Bus Transaction Monitoring and Debugging System Using FPGA

1. A bus transaction monitoring and debugging system, the system comprising: a first FPGA (Field Programmable Gate Array); a second FPGA; an application software; and a communication interface to connect the second FPGA with the application software; a TAP interface module to sense a change in a plurality of data signals and capture the change in the plurality of data signals; wherein the second FPGA comprises: a monitor RTL (Register Transfer Level) for tapping the plurality of data signals from different levels of the first FPGA; a transaction based signal trigger for capturing the plurality of signals tapped at different levels of the monitor RTL; a monitor data interface for storing a plurality of data signals of interest, and wherein the plurality of data signals of interest are selected and captured based on a user-defined set of instructions; and a data packet for converting the plurality of signals to a plurality of packets and transmit the plurality of packets to the application software; an application layer for providing an information regarding each bit to a monitor data interface to report an application algorithm regarding an availability of the data, and wherein the application layer includes a control register interface through which bit positions of the plurality of data signals are intimated to the data packetizer; a monitor register interface for storing the bit positions of the plurality of data signals; wherein the application software decodes the plurality of transmitted packets and displays the transaction on a waveform viewer by communicating an information related to the packets using a plurality of communication protocols, and wherein the waveform viewer is an Electronic design Automation (EDA) waveform viewer for displaying the plurality of data signals of interest.

2. The system of claim 1 , wherein the first FPGA is a device under test adapted for implementing a user logic.

3. The system of claim 1 , wherein the application software is adapted to interact with the EDA waveform viewer.

4. The system of claim 1 , wherein the application software provides a graphical user interface (GUI) to select a plurality of data signals and integrate the TAP interface in a user RTL.

5. The system of claim 1 , wherein the TAP interface module is provided with a 32-bit bus for transferring a data along with a FIFO control and a monitor control signals.

6. The system of claim 1 , wherein the monitor RTL includes: a signal sampling clock generator for generating a plurality of clock signals; a transaction monitor state machine for processing the plurality of data signals; a register interface for communicating bit positions of the plurality of data signals; the transaction based signal trigger and a transaction based bus trigger for forming a control mechanism; and a signal storage memory for storing the plurality of data signals after an occurrence of required conditions; wherein the control mechanism is formed on a basis of transaction start/end time.

7. The system of claim 1 , wherein the application software includes an algorithm which allows a user to select the plurality of data signals or interest in a USER DUT and brings out to the specific pins on the first FPGA by auto stitching of a TAP interface logic with a USER DUT RTL.

8. The system of claim 7 , wherein the algorithm is adapted to: generate a relevant information for the second FPGA which is loaded through a control register interface; programming the first FPGA and the second FPGA with relevant bit files once the bit file of the first FPGA is ready; and loading a trigger control information to the monitor RTL through the control register interface after programming the first FPGA and the second FPGA.

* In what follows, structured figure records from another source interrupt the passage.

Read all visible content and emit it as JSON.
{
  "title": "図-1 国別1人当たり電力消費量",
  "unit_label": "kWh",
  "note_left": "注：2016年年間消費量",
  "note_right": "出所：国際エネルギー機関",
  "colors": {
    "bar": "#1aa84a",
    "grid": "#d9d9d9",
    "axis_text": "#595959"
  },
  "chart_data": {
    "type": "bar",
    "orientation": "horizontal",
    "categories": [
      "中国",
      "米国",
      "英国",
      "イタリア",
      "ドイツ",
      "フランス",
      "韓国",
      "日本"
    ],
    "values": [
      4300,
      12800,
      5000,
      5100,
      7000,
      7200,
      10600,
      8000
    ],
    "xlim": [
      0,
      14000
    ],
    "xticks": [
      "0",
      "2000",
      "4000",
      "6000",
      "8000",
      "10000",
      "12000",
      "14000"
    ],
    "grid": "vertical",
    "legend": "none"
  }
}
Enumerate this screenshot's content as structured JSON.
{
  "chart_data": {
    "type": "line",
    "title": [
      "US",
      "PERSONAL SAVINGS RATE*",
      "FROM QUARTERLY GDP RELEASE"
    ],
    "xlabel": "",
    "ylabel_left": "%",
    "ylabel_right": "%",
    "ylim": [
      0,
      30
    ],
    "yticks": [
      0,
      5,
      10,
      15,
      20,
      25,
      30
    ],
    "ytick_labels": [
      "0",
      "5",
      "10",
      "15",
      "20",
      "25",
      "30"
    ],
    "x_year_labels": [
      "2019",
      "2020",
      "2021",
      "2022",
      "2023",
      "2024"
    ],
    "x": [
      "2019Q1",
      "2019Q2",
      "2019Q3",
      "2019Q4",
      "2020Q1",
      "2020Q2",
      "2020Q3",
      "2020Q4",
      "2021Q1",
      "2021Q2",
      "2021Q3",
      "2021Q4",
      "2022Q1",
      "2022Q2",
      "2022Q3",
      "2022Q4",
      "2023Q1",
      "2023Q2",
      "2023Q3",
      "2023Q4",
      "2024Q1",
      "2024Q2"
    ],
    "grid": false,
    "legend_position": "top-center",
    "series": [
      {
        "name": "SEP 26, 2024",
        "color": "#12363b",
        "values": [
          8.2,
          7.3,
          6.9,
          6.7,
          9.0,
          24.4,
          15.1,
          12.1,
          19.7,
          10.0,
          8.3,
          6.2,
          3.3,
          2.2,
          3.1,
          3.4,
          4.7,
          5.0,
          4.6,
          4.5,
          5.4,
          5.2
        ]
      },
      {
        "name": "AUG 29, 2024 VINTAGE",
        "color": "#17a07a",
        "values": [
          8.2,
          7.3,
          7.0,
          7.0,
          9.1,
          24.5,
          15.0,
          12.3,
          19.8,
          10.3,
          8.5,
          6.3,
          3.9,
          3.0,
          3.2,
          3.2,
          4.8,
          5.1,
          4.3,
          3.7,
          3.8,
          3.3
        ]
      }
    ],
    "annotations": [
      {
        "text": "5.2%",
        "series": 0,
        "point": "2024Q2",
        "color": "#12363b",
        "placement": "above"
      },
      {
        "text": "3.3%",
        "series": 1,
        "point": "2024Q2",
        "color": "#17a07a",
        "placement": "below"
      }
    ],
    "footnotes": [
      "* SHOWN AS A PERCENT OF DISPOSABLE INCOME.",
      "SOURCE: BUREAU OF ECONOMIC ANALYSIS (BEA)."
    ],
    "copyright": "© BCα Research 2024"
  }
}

9. A method of providing a bus transaction monitoring and debugging, the method comprises steps of: tapping a plurality of data signals from different levels of a USER DUT RTL (register transfer logic); capturing the plurality of data signals tapped from the different levels of the USER DUT RTL; transmitting the captured plurality of data signals to a monitor RTL; processing the captured plurality of data signals by the monitor RTL; capturing a plurality of data signals of interest based on an occurrence of a user-defined set of instructions; converting the plurality of data signals of interest into a plurality of data packets by a data packetizer; transmitting the plurality of data packets to an application software through a communication interface; monitoring the plurality of data signals transmitted and decoding the plurality of data packets by the application software; and displaying a targeted transactions corresponding to details of the plurality of data signals, and wherein the details of the plurality of data signals are extracted from the decoded plurality of data packets on an Electronic Data Automation (EDA) waveform viewer.

10. The method of claim 9 , wherein capturing a plurality of data signals of interest based on a user-defined set of instructions comprises: generating a control mechanism in a transaction based signal trigger of the monitor RTL; loading a bit positions of the plurality of data signals from a register interface of the monitor RTL; and capturing the plurality of data signals in a signal store memory based on an activity in the plurality of data signals, when a user-defined conditions are met on the monitor RTL.

11. The method of claim 9 , wherein the step of transmitting the plurality of data packets to an application software running, comprising steps of: programming a first FPGA with a relevant bit files; programming a second FPGA with the relevant bit files; loading a trigger information into a monitor through a control register interface; programming a specification of pins and a functionality to the monitor through the control register interface; and feeding transaction details on a particular signal to the monitor.

12. The method of claim 9 , wherein the application software decodes the plurality of data packets based on an information regarding a bit correspondence and associates a signal name with each signal in the captured plurality of data signals such that appropriate signals are mapped with respective names in a waveform data to a waveform viewer.